The scientific nature of the process these days is laudable. I can only wonder how my life may have turned out differently had such technology existed 15 years ago at the small liberal arts school I attended. After meticulously filling out a survey similar to the one Hopkins uses, I arrived to find a freshman roommate whose native New Yorker brashness could not have been more different from my inborn reticence. While my musical tastes ran along the saccharine lines of Dan Fogelberg and Christopher Cross, she was a groupie of AC-DC and Van Halen--cranked at highest possible volume. I was up at 7 a.m. and in bed by 10 p.m., about the time her evening was just getting started. I averaged a date once a semester; she had guys calling every day.

At Hopkins, says Goodman, freshmen are prohibited from making room changes within the first six weeks of the semester. "First impressions might be that people don't think they can get along," he explains. How could such situations arise, given the fact that the numerical data points to compatibility? "A large percentage of freshmen have never lived away from home, so they really don't know what their living habits are," Goodman says. Normally, most roommate problems that seem irreconcilable initially wind up resolving themselves by the six-week mark. "We have many more cases that succeed than not," he says.

Which is what happened in my case. As the fall passed, I loosened up a bit, and Claire mellowed. By Thanksgiving I had invited her home to meet my parents; by Christmas we were making plans to room together as sophomores. Today she's an administrator at a college up the street, and we remain the best of friends.

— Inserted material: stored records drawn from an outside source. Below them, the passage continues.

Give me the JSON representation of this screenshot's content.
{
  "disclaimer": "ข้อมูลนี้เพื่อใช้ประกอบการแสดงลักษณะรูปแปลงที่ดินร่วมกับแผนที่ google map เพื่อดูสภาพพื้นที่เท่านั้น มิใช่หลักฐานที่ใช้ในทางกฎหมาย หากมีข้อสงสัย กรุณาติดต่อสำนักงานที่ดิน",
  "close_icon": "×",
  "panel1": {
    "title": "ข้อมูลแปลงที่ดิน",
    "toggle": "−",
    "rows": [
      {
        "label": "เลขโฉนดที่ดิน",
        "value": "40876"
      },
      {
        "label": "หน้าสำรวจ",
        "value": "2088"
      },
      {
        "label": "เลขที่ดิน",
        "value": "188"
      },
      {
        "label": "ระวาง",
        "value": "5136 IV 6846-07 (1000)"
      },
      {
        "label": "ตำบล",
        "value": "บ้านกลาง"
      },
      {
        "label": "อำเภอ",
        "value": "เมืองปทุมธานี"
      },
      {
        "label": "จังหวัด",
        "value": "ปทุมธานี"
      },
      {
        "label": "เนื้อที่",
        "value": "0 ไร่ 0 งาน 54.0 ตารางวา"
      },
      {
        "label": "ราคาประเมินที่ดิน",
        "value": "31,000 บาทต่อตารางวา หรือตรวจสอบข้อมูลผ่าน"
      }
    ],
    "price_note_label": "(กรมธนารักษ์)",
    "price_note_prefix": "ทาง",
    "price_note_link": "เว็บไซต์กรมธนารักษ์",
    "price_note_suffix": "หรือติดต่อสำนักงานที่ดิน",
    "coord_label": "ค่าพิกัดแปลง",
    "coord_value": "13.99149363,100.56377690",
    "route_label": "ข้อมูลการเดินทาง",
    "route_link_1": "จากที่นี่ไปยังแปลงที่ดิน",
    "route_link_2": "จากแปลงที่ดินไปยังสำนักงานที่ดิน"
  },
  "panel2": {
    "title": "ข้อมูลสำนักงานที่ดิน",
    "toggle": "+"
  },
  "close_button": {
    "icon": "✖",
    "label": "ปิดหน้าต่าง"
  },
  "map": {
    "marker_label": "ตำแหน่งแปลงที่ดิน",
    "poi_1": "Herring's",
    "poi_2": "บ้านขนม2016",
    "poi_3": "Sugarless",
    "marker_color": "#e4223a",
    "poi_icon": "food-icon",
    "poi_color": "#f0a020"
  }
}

With this issue we welcome new senior writer Joanne P. Cavanaugh. Joanne is a solid journalist, whose most recent daily newspaper experience includes four years at The Miami Herald. She's also a Hopkins alum: last May she earned her M.A. in literary nonfiction from The Writing Seminars, where she'll continue to teach. I'm excited about the fresh voice Joanne will bring to these pages, and am confident that she'll quickly gain a following among you, our readers.